Lecce:Perché la Procura ha chiesto gli arresti? La domanda che scuote Lecce e Bari
Undici richieste di misure cautelari, tra arresti domiciliari e interdizioni dai pubblici uffici. Imprenditori, funzionari e nomi noti della politica pugliese sotto indagine. Una domanda, però, rimbalza tra le vie di Lecce e Bari, sui social e nei corridoi delle istituzioni: perché la Procura ha chiesto gli arresti? È stata troppo dura o i reati ipotizzati sono davvero così gravi?
La risposta, come spesso accade, sta nei documenti della magistratura e nelle strategie investigative. In questo caso, il contesto è quello di una inchiesta ampia e delicata, che ruota attorno all’ipotesi di un’associazione per delinquere finalizzata alla corruzione, alla turbativa d’asta e alla frode di finanziamenti pubblici legati ai Pia – i Programmi Integrati di Agevolazione destinati allo sviluppo industriale.

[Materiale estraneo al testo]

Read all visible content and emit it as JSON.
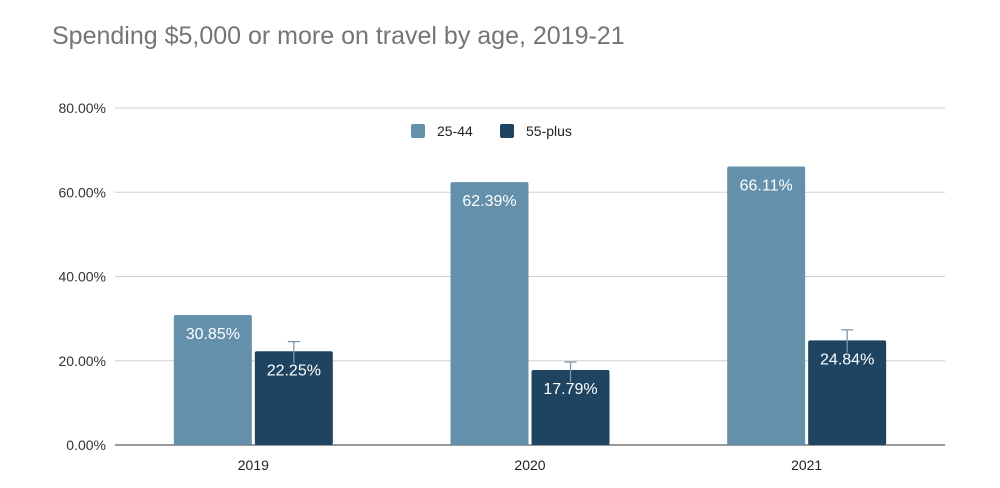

I motivi della richiesta di arresti
Secondo quanto trapela da fonti giudiziarie, la richiesta di misure cautelari avanzata dalla Procura di Lecce – e notificata in queste ore dalla Guardia di Finanza – si fonda su tre elementi chiave:
La gravità delle accuse: si parla di un sistema organizzato e stabile, che avrebbe truccato bandi e pilotato finanziamenti pubblici per milioni di euro. Non un caso isolato, dunque, ma un’azione strutturata, in cui più soggetti – pubblici e privati – avrebbero operato in modo coordinato per ottenere vantaggi economici indebiti.
Il rischio di inquinamento delle prove: trattandosi di reati contro la pubblica amministrazione, spesso documentali, la Procura ritiene necessario impedire che gli indagati possano alterare o distruggere prove, o influenzare altri soggetti coinvolti.
Il pericolo di reiterazione del reato: molti degli indagati ricoprono tuttora posizioni di potere (istituzionale o economico). In assenza di misure restrittive, secondo i magistrati, ci sarebbe il rischio concreto che possano continuare ad agire secondo le modalità contestate.
Chi sono gli indagati
Tra i nomi che hanno acceso l’attenzione mediatica e politica c’è quello di Alessandro Delli Noci, assessore regionale allo Sviluppo Economico, per il quale la Procura ha chiesto i domiciliari. “Ho appreso solo questa mattina di essere indagato”, ha dichiarato, dicendosi fiducioso nella magistratura e pronto a chiarire la propria posizione.
Richiesta di custodia in carcere invece per l’imprenditore Alfredo Barone, considerato una figura chiave dell’inchiesta. Domiciliari anche per Maurizio Laforgia, ingegnere e figlio del presidente dell’Acquedotto Pugliese Domenico Laforgia, per il responsabile dell’ufficio tecnico del Comune di Lecce Angelo Mazzotta, e per altri soggetti legati al mondo imprenditoriale e tecnico-amministrativo.
Per quattro indagati – Luciano Ancora, Michele Barba, Corrado Congedo e Giovanni Rapanà – la Procura ha chiesto misure interdittive, ovvero la sospensione dall’esercizio delle funzioni pubbliche o professionali.
Dieci milioni di euro sotto sequestro
A rendere il quadro ancora più serio, ci sono i sequestri preventivi in corso per un valore di circa 10 milioni di euro, riferiti a quattro società ritenute parte del presunto sistema corruttivo. Una cifra che rafforza la convinzione degli inquirenti sull’entità del danno erariale ipotizzato.
Una scelta dura, ma non isolata
La richiesta di arresti in un’inchiesta per reati economici e contro la pubblica amministrazione non è inusuale quando si ipotizza un sistema ben organizzato, con interessi milionari e ramificazioni istituzionali. In questo caso, la Procura di Lecce ritiene che vi siano indizi gravi e un concreto rischio per il prosieguo delle indagini.
Il giudice per le indagini preliminari dovrà ora valutare la fondatezza delle richieste e decidere se accogliere o meno le misure cautelari.
Nel frattempo, resta l’interrogativo che molti si pongono: è giusto usare la misura dell’arresto in fase preliminare? È una domanda legittima, ma che si scontra con un’altra priorità: quella di proteggere la trasparenza, la legalità e l’interesse pubblico, quando si sospetta che questi siano stati compromessi da chi avrebbe dovuto tutelarli.